The first day of med school, the faculty gathered all the new students in a lecture hall for a pep talk. “Don’t sweat about graduating,” they said soothingly as they delivered sobering stats on graduation rates. The more they assured us, the more we worried. Imagine somebody telling you, “It’s completely safe to fly in an airplane; only one in ten of you will die in a fiery crash.” That’s when I knew this wouldn’t be
a walk in the park, but failure wasn’t an option. I couldn’t be anything but a doctor.
Truth be told, I detested medical school. It was four years of Marine boot camp, but not as pleasant.
The first two years involved continuous sleep deprivation. Every day we did about twenty-six hours worth of study—not a misprint—on six hours of sleep. The next two years involved the same sleep deprivation and study but added hands-on procedures. We suddenly found ourselves doing things we never thought we could (or would) do.
Gushes of real-life amniotic fluid ruined my shoes. I went home at night with flecks of blood and vomit on my clothes. I discovered that patients often lie. I saw that it was actually pretty hard to kill somebody. And I learned to sleep standing up, braced against the walls during rounds or with my eyes wide open while a professor lectured. To this day, when I must wait, whether in an airport or in a courtroom hallway, I try to sleep.

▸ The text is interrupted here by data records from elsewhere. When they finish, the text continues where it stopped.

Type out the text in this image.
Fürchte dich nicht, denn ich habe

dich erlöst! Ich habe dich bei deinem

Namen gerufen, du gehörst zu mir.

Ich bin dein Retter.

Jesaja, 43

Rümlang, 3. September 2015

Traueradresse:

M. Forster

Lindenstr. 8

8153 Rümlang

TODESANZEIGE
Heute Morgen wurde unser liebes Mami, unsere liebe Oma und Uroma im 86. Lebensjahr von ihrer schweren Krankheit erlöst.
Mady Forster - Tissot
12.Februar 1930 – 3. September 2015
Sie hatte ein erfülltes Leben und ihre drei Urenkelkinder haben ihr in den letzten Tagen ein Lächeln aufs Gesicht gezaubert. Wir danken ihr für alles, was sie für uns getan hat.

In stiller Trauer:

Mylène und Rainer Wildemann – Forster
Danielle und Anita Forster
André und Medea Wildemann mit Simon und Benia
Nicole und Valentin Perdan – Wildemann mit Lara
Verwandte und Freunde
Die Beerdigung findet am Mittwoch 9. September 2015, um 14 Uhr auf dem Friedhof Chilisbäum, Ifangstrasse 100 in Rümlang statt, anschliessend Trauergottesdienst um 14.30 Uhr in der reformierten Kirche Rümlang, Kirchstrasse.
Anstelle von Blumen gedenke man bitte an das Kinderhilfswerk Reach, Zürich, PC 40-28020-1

But we also learned to stay calm, no matter the situation. I always thought doctors would be good in combat for their coolness under fire.
Everyone who was accepted to SUNY was certainly smart enough to get an MD. Lack of intellect didn’t wash them out. The ones who left just didn’t have the fortitude, the persistence, or the determination to survive the professors’ withering cross fire. It took me a couple of years to realize what they were doing. They were brainwashing us, teaching us to think like doctors. Not lawyers, not accountants, not stockbrokers. Doctors think differently. We were beginning to adopt a certain emotional distance, learning not to get so close to patients that we couldn’t do our work or so far from them that we couldn’t hear what they had to say about their pain and fear.
Not every lesson was in a textbook. We learned to think logically, to not always accept what we were told, and to question what seems obvious. Non-physicians often jump from A to D, but a good doctor goes from A to B to C to D. One must attempt to accumulate all the facts.